The Royal Navy's need for a reliable means of dealing with fast, deep-diving, time-urgent targets at long range resulted in a project to arm Tigerfish with a nuclear warhead to offset its poor diving depth and homing performance and to push kill probability close to 90%. [7] Various other measures were proposed in mid-1969, including purchase of U.S. weapons such as the Mark 45 ASTOR nuclear torpedo, the Mark 48 Mod-1 torpedo or the Subroc rocket. Alternatively, at the initiative of Flag Officer Submarines (FOSM), a nuclear warhead might be fitted to the unguided, shallow-running and short-ranged, but reliable Mark VIII torpedo. [8] Flag Officer Submarines minuted that the proposal to arm the Mark VIII with the WE.177A warhead would, despite the torpedo's performance shortcomings, result in a torpedo "much superior to any present British submarine weapon ..." However, the short range of the Mark VIII put the firing submarine within damage range of the nuclear warhead of its torpedo.

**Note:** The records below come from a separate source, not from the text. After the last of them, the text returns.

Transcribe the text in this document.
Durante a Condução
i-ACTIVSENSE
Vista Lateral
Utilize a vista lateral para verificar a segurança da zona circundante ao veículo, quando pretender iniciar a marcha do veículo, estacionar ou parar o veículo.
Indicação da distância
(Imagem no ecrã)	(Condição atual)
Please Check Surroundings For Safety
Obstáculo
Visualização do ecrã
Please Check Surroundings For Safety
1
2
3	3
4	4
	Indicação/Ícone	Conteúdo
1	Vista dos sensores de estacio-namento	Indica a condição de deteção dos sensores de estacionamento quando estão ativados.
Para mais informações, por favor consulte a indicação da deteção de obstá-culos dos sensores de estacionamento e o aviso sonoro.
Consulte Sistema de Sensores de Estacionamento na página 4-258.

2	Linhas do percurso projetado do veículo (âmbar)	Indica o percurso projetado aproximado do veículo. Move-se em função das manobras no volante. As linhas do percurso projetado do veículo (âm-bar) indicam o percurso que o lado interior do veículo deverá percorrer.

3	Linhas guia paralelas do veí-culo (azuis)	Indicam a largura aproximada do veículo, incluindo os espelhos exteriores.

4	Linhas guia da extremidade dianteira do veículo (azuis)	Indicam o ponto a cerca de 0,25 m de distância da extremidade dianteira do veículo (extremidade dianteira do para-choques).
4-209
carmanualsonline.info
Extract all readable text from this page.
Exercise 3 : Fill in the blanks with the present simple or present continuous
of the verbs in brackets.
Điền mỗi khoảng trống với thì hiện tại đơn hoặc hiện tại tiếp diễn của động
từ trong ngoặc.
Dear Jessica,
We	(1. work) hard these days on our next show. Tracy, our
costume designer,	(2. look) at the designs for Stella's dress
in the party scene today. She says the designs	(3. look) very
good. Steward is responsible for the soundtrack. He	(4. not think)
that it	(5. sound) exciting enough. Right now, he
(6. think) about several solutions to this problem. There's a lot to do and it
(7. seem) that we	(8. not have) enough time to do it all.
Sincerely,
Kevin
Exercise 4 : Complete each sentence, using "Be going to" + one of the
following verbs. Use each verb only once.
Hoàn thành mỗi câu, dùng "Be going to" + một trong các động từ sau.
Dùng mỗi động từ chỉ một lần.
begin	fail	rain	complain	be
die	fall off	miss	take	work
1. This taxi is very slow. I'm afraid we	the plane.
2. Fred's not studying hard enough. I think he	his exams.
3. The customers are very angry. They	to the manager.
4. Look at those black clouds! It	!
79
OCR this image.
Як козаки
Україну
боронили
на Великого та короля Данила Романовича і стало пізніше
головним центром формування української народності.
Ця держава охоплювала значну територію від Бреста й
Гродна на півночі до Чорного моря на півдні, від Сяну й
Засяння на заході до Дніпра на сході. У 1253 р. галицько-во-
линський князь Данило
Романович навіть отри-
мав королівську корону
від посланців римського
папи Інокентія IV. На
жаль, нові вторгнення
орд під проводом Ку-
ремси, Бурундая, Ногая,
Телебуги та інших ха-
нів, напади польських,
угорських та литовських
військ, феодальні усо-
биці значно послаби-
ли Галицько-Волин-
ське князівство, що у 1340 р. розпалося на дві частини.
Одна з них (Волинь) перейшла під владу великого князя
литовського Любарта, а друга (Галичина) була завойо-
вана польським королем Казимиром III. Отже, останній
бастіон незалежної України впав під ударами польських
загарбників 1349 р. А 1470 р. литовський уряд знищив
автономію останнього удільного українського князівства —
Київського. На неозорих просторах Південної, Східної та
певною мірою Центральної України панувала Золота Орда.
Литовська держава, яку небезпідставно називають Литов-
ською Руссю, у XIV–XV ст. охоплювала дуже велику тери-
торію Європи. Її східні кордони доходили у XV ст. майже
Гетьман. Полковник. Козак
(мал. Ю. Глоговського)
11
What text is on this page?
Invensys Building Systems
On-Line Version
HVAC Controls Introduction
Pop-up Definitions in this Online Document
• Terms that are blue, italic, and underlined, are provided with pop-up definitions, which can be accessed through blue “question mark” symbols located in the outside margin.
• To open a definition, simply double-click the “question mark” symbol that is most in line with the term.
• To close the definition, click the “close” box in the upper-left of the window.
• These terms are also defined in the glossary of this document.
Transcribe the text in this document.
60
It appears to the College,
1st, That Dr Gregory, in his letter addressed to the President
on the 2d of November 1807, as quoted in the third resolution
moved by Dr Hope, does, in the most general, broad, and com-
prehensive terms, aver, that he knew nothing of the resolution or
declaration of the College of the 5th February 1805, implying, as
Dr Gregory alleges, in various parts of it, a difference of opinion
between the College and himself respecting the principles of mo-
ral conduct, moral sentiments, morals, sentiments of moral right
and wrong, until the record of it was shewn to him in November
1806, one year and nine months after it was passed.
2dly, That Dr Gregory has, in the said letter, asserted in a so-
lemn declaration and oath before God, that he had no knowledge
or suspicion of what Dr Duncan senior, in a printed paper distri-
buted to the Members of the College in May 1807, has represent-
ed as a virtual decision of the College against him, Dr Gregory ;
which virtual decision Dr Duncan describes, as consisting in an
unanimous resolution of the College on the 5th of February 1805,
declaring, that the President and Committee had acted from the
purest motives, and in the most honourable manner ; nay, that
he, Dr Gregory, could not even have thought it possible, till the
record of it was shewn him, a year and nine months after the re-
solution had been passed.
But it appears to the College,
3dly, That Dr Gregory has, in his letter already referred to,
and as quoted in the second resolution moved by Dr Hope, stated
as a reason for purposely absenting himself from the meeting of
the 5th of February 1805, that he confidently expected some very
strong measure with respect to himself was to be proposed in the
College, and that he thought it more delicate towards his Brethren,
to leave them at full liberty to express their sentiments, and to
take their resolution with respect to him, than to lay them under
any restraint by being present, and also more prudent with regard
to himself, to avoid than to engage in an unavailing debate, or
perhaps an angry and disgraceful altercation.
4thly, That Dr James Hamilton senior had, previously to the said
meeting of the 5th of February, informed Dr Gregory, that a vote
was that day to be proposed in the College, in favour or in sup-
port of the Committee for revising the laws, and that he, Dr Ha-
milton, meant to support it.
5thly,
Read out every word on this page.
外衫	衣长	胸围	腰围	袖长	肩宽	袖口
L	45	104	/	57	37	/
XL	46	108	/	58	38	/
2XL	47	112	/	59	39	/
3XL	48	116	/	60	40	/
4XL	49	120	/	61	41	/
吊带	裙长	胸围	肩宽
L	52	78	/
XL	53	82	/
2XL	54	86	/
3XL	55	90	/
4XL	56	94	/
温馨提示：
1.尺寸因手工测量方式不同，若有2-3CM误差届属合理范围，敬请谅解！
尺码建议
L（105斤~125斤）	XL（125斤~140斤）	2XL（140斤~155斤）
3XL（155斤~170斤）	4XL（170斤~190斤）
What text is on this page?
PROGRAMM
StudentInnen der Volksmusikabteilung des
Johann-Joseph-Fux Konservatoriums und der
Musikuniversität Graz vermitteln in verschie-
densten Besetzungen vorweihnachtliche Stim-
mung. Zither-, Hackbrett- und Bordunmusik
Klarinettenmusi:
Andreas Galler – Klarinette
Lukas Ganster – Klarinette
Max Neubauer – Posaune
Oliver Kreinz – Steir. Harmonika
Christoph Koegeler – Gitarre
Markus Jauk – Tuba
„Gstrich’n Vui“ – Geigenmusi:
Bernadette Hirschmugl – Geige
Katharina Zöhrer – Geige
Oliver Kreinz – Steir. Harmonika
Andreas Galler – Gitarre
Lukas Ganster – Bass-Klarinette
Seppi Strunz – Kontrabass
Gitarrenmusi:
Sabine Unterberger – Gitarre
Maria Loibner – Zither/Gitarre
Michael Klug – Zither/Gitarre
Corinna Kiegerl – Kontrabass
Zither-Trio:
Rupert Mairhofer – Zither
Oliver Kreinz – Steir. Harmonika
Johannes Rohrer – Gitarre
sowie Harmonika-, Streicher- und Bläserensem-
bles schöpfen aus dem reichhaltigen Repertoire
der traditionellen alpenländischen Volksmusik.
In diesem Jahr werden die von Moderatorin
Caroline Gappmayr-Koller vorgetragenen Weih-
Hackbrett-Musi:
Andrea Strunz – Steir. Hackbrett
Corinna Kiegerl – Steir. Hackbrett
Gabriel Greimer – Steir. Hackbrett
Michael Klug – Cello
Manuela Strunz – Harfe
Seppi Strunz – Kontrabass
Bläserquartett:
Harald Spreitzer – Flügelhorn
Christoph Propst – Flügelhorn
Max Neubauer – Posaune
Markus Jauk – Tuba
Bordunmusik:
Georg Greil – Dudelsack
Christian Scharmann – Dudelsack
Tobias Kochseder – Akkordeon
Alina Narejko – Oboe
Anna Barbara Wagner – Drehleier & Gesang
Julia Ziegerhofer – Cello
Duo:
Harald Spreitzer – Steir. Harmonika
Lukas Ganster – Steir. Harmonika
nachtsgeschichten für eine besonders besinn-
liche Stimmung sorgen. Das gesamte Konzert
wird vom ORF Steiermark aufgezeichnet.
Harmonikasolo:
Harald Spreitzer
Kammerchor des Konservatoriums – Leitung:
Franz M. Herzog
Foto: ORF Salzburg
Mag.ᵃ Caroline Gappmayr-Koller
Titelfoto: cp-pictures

The Marconi Consolidation Programme of the early 1980s finally produced the Mod 2 with reliability improved to 80%, which the Royal Navy accepted as the best that could be achieved with a basic design that was incapable of further development. By 1987, 600 Tigerfish had been modified to the Mod 2 standard.
Further improvements, including improved under-ice and anti-surface performance led to a Mod 2* (enhanced) version being accepted into the fleet in 1992. The new version featured substantial changes to batteries, sensors and warhead. Further software enhancements continued throughout its operational life. [6]
The tribulations in the Tigerfish's development, from its conception in the mid-1950s to the introduction of the unsuccessful Mod 0 variant into Royal Navy service in 1980, prompted the decision to purchase cruise missiles to attack ships from Royal Navy submarines.
Versions were:
In 1990 Cardoen of Chile was granted a licence to manufacture Tigerfish for the Chilean, Brazilian and Venezuelan navies.
The Royal Navy retired the last of its Tigerfish torpedoes from active service in February 2004.
A proposal to develop a Mod 3 configuration which might be attractive to existing export customers in Brazil and Turkey never came to fruition.